The UN determined this area to be occupied Syrian land, which provided Hezbollah with an excuse to maintain its conflict with Israel and a justification for retaining armaments, including for the maritime border dispute. However, the Shi'a organisation realised that it would be blamed if it did not allow Lebanon to develop its oil deposits, which is why it allowed negotiations between the two. The resolution of the maritime conflict with Israel remains crucial to Lebanon's ability to attract oil and gas companies to its waters.
Lebanon's Hezbollah-dependent government has been belligerent in its border disputes with Israel. However, it has barely reacted to the Syrian regime's territorial violation. The foreign ministry announced last week that it was preparing a roadmap for negotiations with Syria on maritime border demarcation - an inadequate and ill-timed move.
This double standard responds to the Shi'a organisation's influence over the Lebanese state.
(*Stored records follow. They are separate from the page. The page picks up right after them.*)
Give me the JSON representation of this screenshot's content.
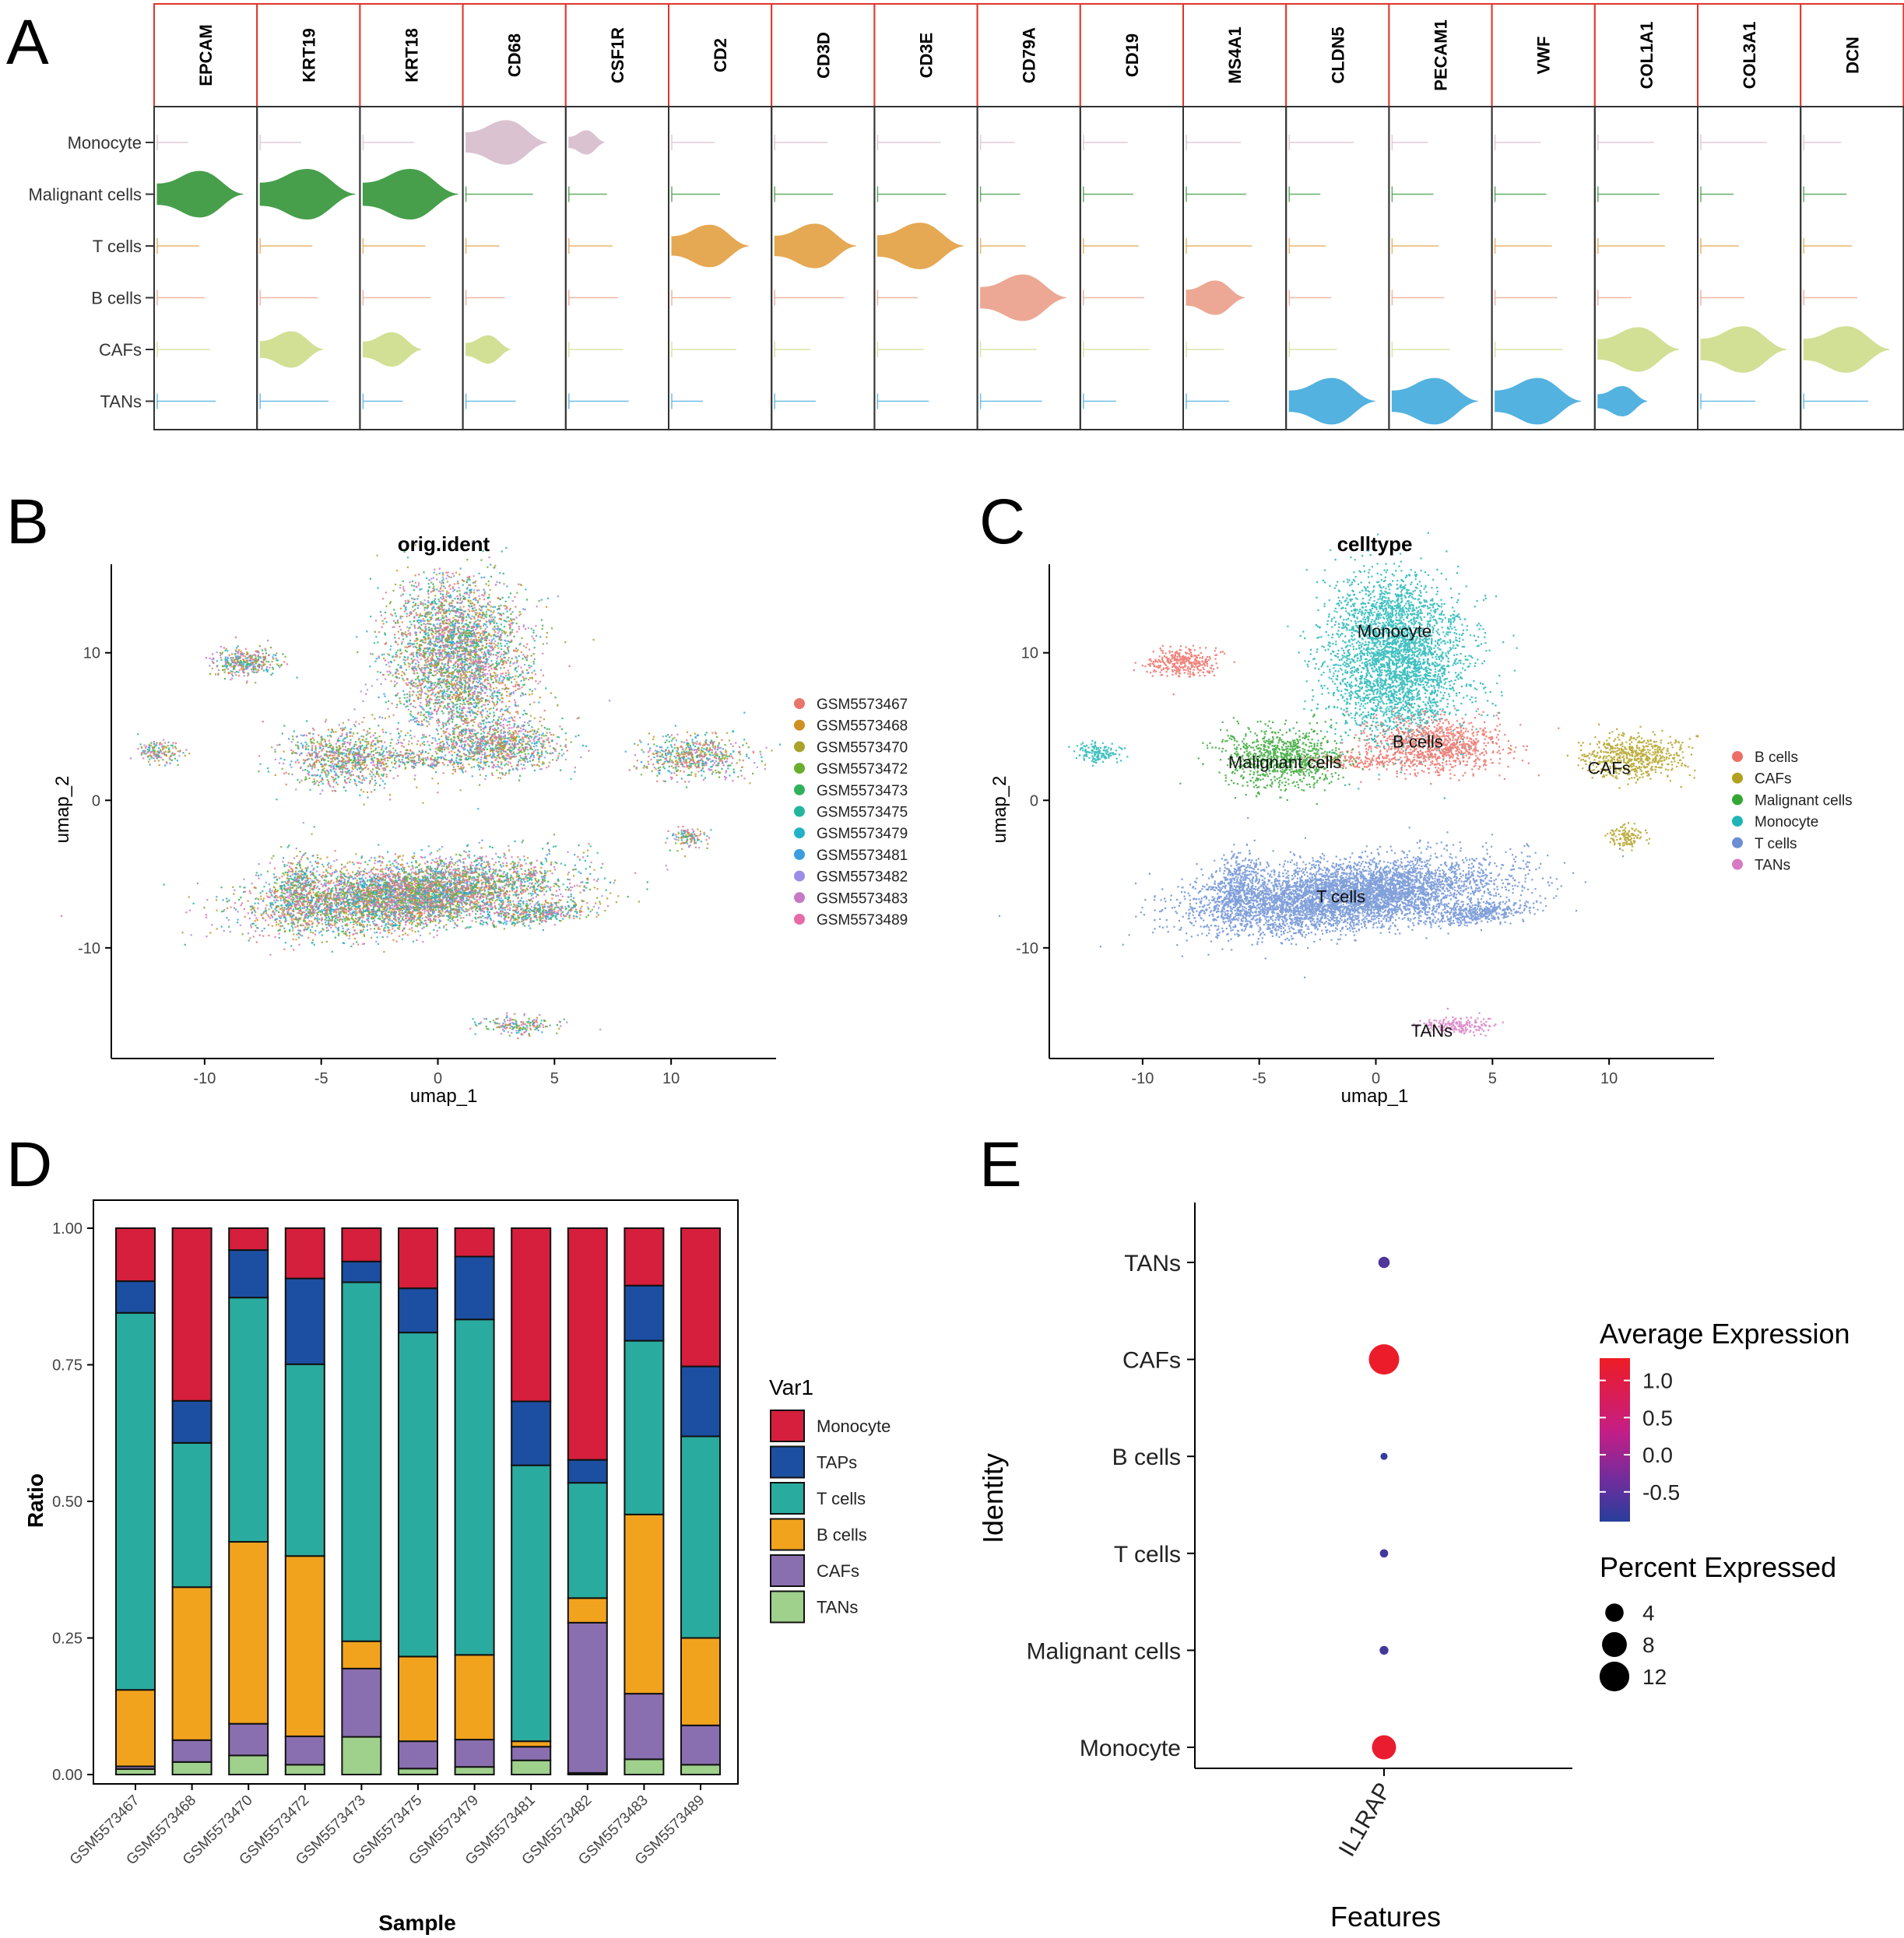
{
  "panel_labels": [
    "A",
    "B",
    "C",
    "D",
    "E"
  ],
  "chart_data": [
    {
      "panel": "A",
      "type": "violin",
      "genes": [
        "EPCAM",
        "KRT19",
        "KRT18",
        "CD68",
        "CSF1R",
        "CD2",
        "CD3D",
        "CD3E",
        "CD79A",
        "CD19",
        "MS4A1",
        "CLDN5",
        "PECAM1",
        "VWF",
        "COL1A1",
        "COL3A1",
        "DCN"
      ],
      "cell_types": [
        "Monocyte",
        "Malignant cells",
        "T cells",
        "B cells",
        "CAFs",
        "TANs"
      ],
      "colors": [
        "#d9bfcf",
        "#3e9a43",
        "#e4a44a",
        "#eba48f",
        "#cfdf90",
        "#4aaedf"
      ],
      "expression_strength": [
        [
          0,
          0,
          0,
          0.85,
          0.35,
          0,
          0,
          0,
          0,
          0,
          0,
          0,
          0,
          0,
          0,
          0,
          0
        ],
        [
          0.9,
          1,
          1,
          0,
          0,
          0,
          0,
          0,
          0,
          0,
          0,
          0,
          0,
          0,
          0,
          0,
          0
        ],
        [
          0,
          0,
          0,
          0,
          0,
          0.8,
          0.85,
          0.9,
          0,
          0,
          0,
          0,
          0,
          0,
          0,
          0,
          0
        ],
        [
          0,
          0,
          0,
          0,
          0,
          0,
          0,
          0,
          0.9,
          0,
          0.6,
          0,
          0,
          0,
          0,
          0,
          0
        ],
        [
          0,
          0.65,
          0.6,
          0.45,
          0,
          0,
          0,
          0,
          0,
          0,
          0,
          0,
          0,
          0,
          0.85,
          0.9,
          0.9
        ],
        [
          0,
          0,
          0,
          0,
          0,
          0,
          0,
          0,
          0,
          0,
          0,
          0.9,
          0.9,
          0.9,
          0.5,
          0,
          0
        ]
      ]
    },
    {
      "panel": "B",
      "type": "scatter",
      "title": "orig.ident",
      "xlabel": "umap_1",
      "ylabel": "umap_2",
      "xlim": [
        -14,
        14.5
      ],
      "ylim": [
        -17.5,
        16
      ],
      "xticks": [
        -10,
        -5,
        0,
        5,
        10
      ],
      "yticks": [
        -10,
        0,
        10
      ],
      "legend": [
        "GSM5573467",
        "GSM5573468",
        "GSM5573470",
        "GSM5573472",
        "GSM5573473",
        "GSM5573475",
        "GSM5573479",
        "GSM5573481",
        "GSM5573482",
        "GSM5573483",
        "GSM5573489"
      ],
      "legend_colors": [
        "#e8756a",
        "#cf9022",
        "#a9a32a",
        "#6aae2e",
        "#2fb25a",
        "#22b69b",
        "#21b1c9",
        "#3b9ce0",
        "#9b8ee6",
        "#c67ac6",
        "#e76aa8"
      ]
    },
    {
      "panel": "C",
      "type": "scatter",
      "title": "celltype",
      "xlabel": "umap_1",
      "ylabel": "umap_2",
      "xlim": [
        -14,
        14.5
      ],
      "ylim": [
        -17.5,
        16
      ],
      "xticks": [
        -10,
        -5,
        0,
        5,
        10
      ],
      "yticks": [
        -10,
        0,
        10
      ],
      "legend": [
        "B cells",
        "CAFs",
        "Malignant cells",
        "Monocyte",
        "T cells",
        "TANs"
      ],
      "legend_colors": [
        "#ec6f66",
        "#b2a01e",
        "#35a635",
        "#1fb5b5",
        "#6b8fd4",
        "#d77ac3"
      ],
      "cluster_labels": [
        "Monocyte",
        "B cells",
        "Malignant cells",
        "CAFs",
        "T cells",
        "TANs"
      ]
    },
    {
      "panel": "D",
      "type": "bar",
      "stacked": true,
      "xlabel": "Sample",
      "ylabel": "Ratio",
      "ylim": [
        0,
        1
      ],
      "yticks": [
        "0.00",
        "0.25",
        "0.50",
        "0.75",
        "1.00"
      ],
      "legend_title": "Var1",
      "categories": [
        "GSM5573467",
        "GSM5573468",
        "GSM5573470",
        "GSM5573472",
        "GSM5573473",
        "GSM5573475",
        "GSM5573479",
        "GSM5573481",
        "GSM5573482",
        "GSM5573483",
        "GSM5573489"
      ],
      "series": [
        {
          "name": "Monocyte",
          "color": "#d51f3c",
          "values": [
            0.097,
            0.316,
            0.04,
            0.092,
            0.061,
            0.11,
            0.052,
            0.317,
            0.424,
            0.105,
            0.253
          ]
        },
        {
          "name": "TAPs",
          "color": "#1c4fa1",
          "values": [
            0.058,
            0.077,
            0.087,
            0.157,
            0.038,
            0.081,
            0.115,
            0.117,
            0.042,
            0.101,
            0.128
          ]
        },
        {
          "name": "T cells",
          "color": "#2aab9f",
          "values": [
            0.69,
            0.264,
            0.447,
            0.351,
            0.657,
            0.593,
            0.614,
            0.505,
            0.211,
            0.318,
            0.369
          ]
        },
        {
          "name": "B cells",
          "color": "#f2a31e",
          "values": [
            0.14,
            0.28,
            0.333,
            0.33,
            0.05,
            0.155,
            0.155,
            0.01,
            0.045,
            0.328,
            0.16
          ]
        },
        {
          "name": "CAFs",
          "color": "#8a6fb0",
          "values": [
            0.005,
            0.04,
            0.058,
            0.052,
            0.125,
            0.05,
            0.05,
            0.025,
            0.275,
            0.12,
            0.072
          ]
        },
        {
          "name": "TANs",
          "color": "#9fd08c",
          "values": [
            0.01,
            0.023,
            0.035,
            0.018,
            0.069,
            0.011,
            0.014,
            0.026,
            0.003,
            0.028,
            0.018
          ]
        }
      ]
    },
    {
      "panel": "E",
      "type": "dot",
      "xlabel": "Features",
      "ylabel": "Identity",
      "feature": "IL1RAP",
      "identities": [
        "TANs",
        "CAFs",
        "B cells",
        "T cells",
        "Malignant cells",
        "Monocyte"
      ],
      "average_expression": [
        -0.6,
        1.25,
        -0.8,
        -0.7,
        -0.7,
        1.2
      ],
      "percent_expressed": [
        1.2,
        12.5,
        0.3,
        0.5,
        0.6,
        7.5
      ],
      "color_legend_title": "Average Expression",
      "color_ticks": [
        "1.0",
        "0.5",
        "0.0",
        "-0.5"
      ],
      "size_legend_title": "Percent Expressed",
      "size_ticks": [
        "4",
        "8",
        "12"
      ]
    }
  ]
}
Hezbollah is politically active, but also acts as a militia and terrorist organisation. The group has a large security apparatus and builds a network of social services in the country, where the group is often described as a state within the state. Hezbollah is even stronger than the Lebanese army.
Hezbollah's influence would not be possible without Tehran's backing. For this reason, the organisation pursues its own interests rather than those of Lebanon, and owes a debt to the Ayatollahs' regime. The US Treasury Department estimated in 2018 that Iranian funding to its Lebanese partners was around $700 million per year.
The organisation's power across the country responds to the systemic weakness of Lebanon's institutions. The first point to consider is the deep political instability it has faced since the 1989 Taif agreement that ended the civil war. Power was divided into three parts: one for the Christians, one for the Sunnis and one for the Shiites. Since then, all governments have been fragile. The current government has been in office since the resignation of Hassan Diab in August 2020, days after the explosions in the port of Beirut.
Lebanon's economic collapse has served as a catalyst for this crisis. The current economic reality shows that the Central Bank has lost its ability to stabilise the exchange rate of the local currency, which trades at around 15,000 to the dollar on the market. It has lost 90% of its value since October 2019, and the pandemic has only deepened this dynamic.
In any case, the potential revenues from hydrocarbon exploitation in the waters covered by the agreement could allow Lebanon to put its dire economic situation behind it. This explains the public discontent generated by the diplomatic rudeness and humiliation of war-torn Syria and Russia over waters that Lebanon considers its own.
The eastern Mediterranean welcomes a new competitor with the arrival of Russia, which is challenging the Eastern Mediterranean Gas Forum (EMGF). The EMGF aims to develop a coordinated approach to the extraction of natural reserves off the coasts of Cyprus, Egypt and Israel. Its members aim to involve the private sector and financial institutions to improve the prospects for profitable exploitation of gas reserves.
Egypt, Cyprus, Greece, Israel, Israel, the Palestinian Authority, Jordan and Italy signed the organisation's founding charter in January 2020, with the United Arab Emirates subsequently joining. Its creation came in response to tension in the eastern Mediterranean over Turkey's exploration for gas in waters it disputes with Cyprus and Greece, for which Ankara is excluded from the negotiations.
In this respect, Syria's deal with Russia has an important bearing on Turkey's influence in Lebanon, according to The Arab Weekly. Turkey has been the only state to back Beirut in recent months, especially after the strategic abandonment of other Arab countries. Government sources have admitted to the newspaper that they do not rule out that Ankara was aware of Russia's plans in the eastern Mediterranean.